Je sais que ce sentiment d’admiration et d’émerveillement ne m’est pas exclusif. Cela fait des années que nous attendons tous des nouvelles, étant donné le développement très discret de la suite tant attendue de CD Projekt Red à l’un des meilleurs RPG de tous les temps. Le fait d’avoir un semblant de jeu en vue – malgré l’absence de plateformes ou même d’une vague fenêtre de sortie – est pour le moins étrange. Et le meilleur ? The Witcher 4 ressemble à tout ce que je ne savais pas que j’espérais voir.

L’agneau devient lion

L’atmosphère insidieuse de la bande-annonce cinématographique témoigne de la maturité dans tous les sens du terme, CD Projekt Redadoptant un ton plus sombre pour présenter le point de vue de Ciri, une jeune Witcher qui commence à suivre sa propre voie sans Geralt – sans parler de son « combat contre le destin [qui] a un prix », de ses styles de combat à base de mèches magiques et de signes, et d’un monde qui semble plus punitif que jamais auparavant. C’est l’histoire de Ciri, et nous pouvons contribuer à la façonner à travers « vos actions dans le monde ouvert, les personnes que vous laissez s’approcher de vous ».

L’aube du voyage de Ciri marque un nouveau départ pour CDPR en tant que développeur. Si les suites sont difficiles à réaliser, construire une nouvelle trilogie sur la base de quelque chose d’aussi monumental que The Witcher 3 doit être positivement intimidant. Geralt dispose d’épées en acier bien huilées pour les humains, d’épées en argent pour les monstres et de toutes sortes de décoctions horribles à ingurgiter pour obtenir un avantage supplémentaire au combat. Déterminer si ces améliorations au combat compensent les effets secondaires toxiques de chaque potion est une question de gestion des risques, tout comme évaluer si votre épée efficace à 78 % a besoin d’une visite rapide chez le forgeron ou si elle sera capable de supporter un contrat de plus. Ce système est si bien équilibré que le développeur aurait pu choisir de s’y tenir indéfiniment, avec un Witcher 4 qui introduirait un tout nouveau protagoniste – tiré des romans ou créé en interne – qui utiliserait exactement les mêmes mouvements de combat.

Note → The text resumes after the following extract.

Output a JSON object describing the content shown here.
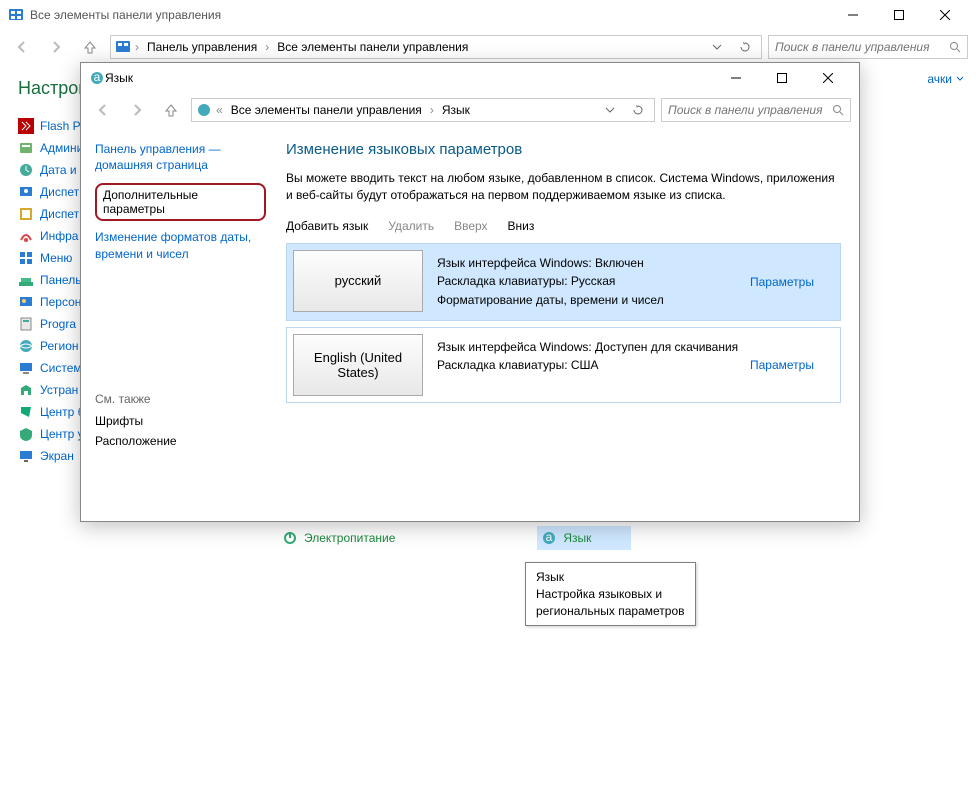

Cela aurait certainement permis à CDPR de laisser Geralt fermement dans le passé, en repositionnant le public pour quelque chose de complètement nouveau. Mais grâce à Ciri, CDPR a trouvé un moyen de garder les choses fraîches et intéressantes sans abandonner son héritage.

Passer le flambeau

Que Ciri et Geralt se retrouvent ou non après Wild Hunt, la jeune fille a le witchering dans le sang.

Dès la cinématique de 6 minutes, l’expérience de jouer Ciri semble déjà différente du mode opératoire habituel de Geralt. Elle est aidée par ses capacités magiques, après tout, et si l’on ajoute à cela toutes les caractéristiques mentionnées ci-dessus, Ciri est en passe de devenir l’une des sorcières les plus puissantes de tous les temps.

Dans la nouvelle bande-annonce de Witcher 4, nous voyons certaines de ses capacités naissantes présentées dans TW3 mises à l’épreuve après des années de perfectionnement sans doute minutieux. Elle boit une décoction tandis que ses yeux brillent et se dilatent comme ceux d’un chat avant de foncer sur une créature filiforme et arachnéenne avec son épée d’argent, et d’enchaîner avec une rafale de Quen pour dévier une attaque imminente. Alors qu’elle est coincée contre un arbre, ce qui me réjouit le plus, c’est la façon dont Ciri puise dans une sorte de magie naturelle, qui coule dans sa paume comme de l’eau bleue et fraîche, pour briser l’étreinte de son ennemi. Elle la lance au visage du monstre pour lui infliger un choc électrique qui l’étourdit suffisamment longtemps pour qu’elle puisse saisir son épée, couper l’un de ses nombreux membres et sortir un fléau en forme de chaîne – ou est-ce un fouet ? – pour ligoter la bête. On dirait qu’Indiana Jones rencontre The Witcher, et je suis tout à fait d’accord avec ça.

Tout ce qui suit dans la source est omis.